A MILNATHORT woman whose house was badly damaged by a tree blown over in last week’s gales is considering taking action against her local council whom she had repeatedly asked to cut the tree down.
Mary Cunningham of Church Street has been involved in a long-running battle with Perth and Kinross Council to have the double-trunked tree removed from Donaldson Park next to her property.
Mrs Cunningham, who was at home when the tree came crashing down on January 3, said she had long feared it would happen.
“Fortunately we weren’t injured, but when I heard the crash I knew what had happened,” she said.
“We have been trying since the storms last May to get the council to cut it down, but they refused.
“It has caused extensive damage to our property and also to our car as one of the branches went through the back window.
“We are in the process of counting the cost and seeing where we go with taking action against the council.
“The whole experience has just been horrible. We are lucky we have still been able to live in the house, but it’s a mess and the car is still in the garage being repaired.”
Mrs Cunningham went on: “One half of the tree came down, but the other half is still there.
“I am very worried that if we have any more bad weather it will come down too.”
After the council told her the tree was safe, Mrs Cunningham said she and her husband Douglas consulted an independent tree surgeon who said it was dangerous and should be removed.
That report, she said, prompted the council to look at the tree again and decided removal was an option. It was due to look at the issue again in April.
She said: “It’s ironic that for the sake of the few hundred pounds it may have cost to cut it down, the damage it has caused now runs into thousands.”
Mrs Cunningham said Milnathort Community Council and local Perth and Kinross councillor Willie Robertson had been very supportive of her efforts to get the tree cut down.

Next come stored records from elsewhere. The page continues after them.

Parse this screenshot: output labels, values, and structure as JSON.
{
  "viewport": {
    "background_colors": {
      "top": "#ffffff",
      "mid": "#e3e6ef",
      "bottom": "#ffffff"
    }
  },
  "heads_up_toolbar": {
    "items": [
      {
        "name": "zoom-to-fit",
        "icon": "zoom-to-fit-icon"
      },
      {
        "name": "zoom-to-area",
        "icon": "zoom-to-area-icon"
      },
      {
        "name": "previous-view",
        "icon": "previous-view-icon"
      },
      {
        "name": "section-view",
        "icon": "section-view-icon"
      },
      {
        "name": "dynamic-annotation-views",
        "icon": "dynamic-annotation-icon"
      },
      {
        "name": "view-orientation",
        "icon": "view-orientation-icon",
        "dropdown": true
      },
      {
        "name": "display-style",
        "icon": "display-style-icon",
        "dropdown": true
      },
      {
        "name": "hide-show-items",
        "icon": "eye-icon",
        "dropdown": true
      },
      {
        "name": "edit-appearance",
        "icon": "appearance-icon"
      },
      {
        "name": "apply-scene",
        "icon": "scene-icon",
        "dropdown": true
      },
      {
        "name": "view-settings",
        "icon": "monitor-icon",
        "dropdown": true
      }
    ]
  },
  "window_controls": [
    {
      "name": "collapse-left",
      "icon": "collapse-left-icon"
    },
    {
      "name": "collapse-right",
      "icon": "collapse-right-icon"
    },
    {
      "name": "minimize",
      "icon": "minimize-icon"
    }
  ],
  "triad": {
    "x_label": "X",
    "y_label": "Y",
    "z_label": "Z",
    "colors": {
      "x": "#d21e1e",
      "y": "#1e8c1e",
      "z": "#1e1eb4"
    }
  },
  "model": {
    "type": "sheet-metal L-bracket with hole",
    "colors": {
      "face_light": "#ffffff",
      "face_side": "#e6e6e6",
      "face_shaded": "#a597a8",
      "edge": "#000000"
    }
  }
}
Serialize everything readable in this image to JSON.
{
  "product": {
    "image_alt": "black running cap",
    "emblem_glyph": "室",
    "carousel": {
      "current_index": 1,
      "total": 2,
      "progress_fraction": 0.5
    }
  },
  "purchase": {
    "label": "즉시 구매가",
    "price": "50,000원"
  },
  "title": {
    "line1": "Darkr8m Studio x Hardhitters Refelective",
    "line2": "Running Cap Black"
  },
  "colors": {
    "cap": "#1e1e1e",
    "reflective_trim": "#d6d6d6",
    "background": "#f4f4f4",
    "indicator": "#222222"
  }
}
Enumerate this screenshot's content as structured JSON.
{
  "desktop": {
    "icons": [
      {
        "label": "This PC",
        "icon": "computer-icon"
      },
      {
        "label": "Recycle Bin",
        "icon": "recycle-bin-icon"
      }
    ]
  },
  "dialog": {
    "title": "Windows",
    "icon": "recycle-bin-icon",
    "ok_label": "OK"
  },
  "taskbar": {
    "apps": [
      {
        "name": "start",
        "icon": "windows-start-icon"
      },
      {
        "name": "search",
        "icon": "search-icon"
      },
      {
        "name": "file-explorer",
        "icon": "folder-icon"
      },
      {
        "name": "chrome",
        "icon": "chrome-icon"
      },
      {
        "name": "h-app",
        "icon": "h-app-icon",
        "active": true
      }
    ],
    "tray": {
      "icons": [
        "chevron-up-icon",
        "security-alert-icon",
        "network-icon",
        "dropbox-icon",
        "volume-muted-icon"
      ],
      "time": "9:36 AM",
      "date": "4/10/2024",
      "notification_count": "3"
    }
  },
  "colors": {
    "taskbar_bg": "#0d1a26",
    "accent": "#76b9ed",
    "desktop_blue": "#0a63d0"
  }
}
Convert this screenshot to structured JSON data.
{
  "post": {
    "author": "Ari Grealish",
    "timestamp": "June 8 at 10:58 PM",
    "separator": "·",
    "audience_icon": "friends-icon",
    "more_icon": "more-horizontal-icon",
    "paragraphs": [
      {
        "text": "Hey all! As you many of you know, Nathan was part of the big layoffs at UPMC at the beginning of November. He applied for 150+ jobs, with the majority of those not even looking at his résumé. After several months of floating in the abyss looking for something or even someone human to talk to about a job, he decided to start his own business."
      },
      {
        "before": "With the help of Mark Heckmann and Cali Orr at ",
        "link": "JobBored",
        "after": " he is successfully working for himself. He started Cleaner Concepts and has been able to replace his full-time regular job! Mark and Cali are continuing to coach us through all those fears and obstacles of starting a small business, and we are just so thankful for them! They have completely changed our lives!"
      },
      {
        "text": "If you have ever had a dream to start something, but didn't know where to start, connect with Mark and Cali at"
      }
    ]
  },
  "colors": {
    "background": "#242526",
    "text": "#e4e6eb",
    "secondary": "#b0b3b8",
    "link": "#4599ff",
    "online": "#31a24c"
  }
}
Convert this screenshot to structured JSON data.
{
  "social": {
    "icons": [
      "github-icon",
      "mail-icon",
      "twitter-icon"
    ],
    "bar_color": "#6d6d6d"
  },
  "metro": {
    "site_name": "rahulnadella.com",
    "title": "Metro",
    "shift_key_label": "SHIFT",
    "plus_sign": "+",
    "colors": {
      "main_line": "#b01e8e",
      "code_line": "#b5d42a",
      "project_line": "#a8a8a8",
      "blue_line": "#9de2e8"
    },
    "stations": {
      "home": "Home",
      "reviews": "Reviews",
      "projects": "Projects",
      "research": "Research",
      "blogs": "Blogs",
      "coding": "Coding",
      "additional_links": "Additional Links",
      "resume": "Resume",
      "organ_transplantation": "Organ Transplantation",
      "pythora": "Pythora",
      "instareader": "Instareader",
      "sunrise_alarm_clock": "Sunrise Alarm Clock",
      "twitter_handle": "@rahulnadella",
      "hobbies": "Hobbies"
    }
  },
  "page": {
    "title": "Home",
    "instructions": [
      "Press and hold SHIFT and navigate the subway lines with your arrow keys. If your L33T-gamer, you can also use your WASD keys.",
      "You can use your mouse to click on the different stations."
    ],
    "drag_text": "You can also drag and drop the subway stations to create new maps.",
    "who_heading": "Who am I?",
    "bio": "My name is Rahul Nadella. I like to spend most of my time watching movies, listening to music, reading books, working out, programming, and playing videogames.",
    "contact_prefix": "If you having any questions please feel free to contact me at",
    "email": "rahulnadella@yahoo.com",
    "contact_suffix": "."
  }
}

A spokesperson for the council said: “The very high winds on January 3 led to half of the tree in question falling on the Cunninghams’ property.
“Unfortunately the branches at the top of the tree came into contact with the house and the council took steps to get these branches removed immediately and remove the rest of the debris shortly thereafter.
“The tree concerned was last examined by council staff on November 29, 2011, and was found to be in satisfactory condition at that time with no need for work to be carried out.
“We will always respond to requests for inspections of trees and take action where it is required.
“The council has had to deal with an unprecedented year of exceptionally high winds which have damaged trees considered to be in perfectly healthy condition.
“Whilst it is regrettable that damage can occur on occasion as a result, there is no way of predicting specifically which healthy trees are likely to come down.”
“The option to remove the tree has not been discounted, and we will be arranging for the remaining part of it to be felled, as previously discussed with the homeowners.”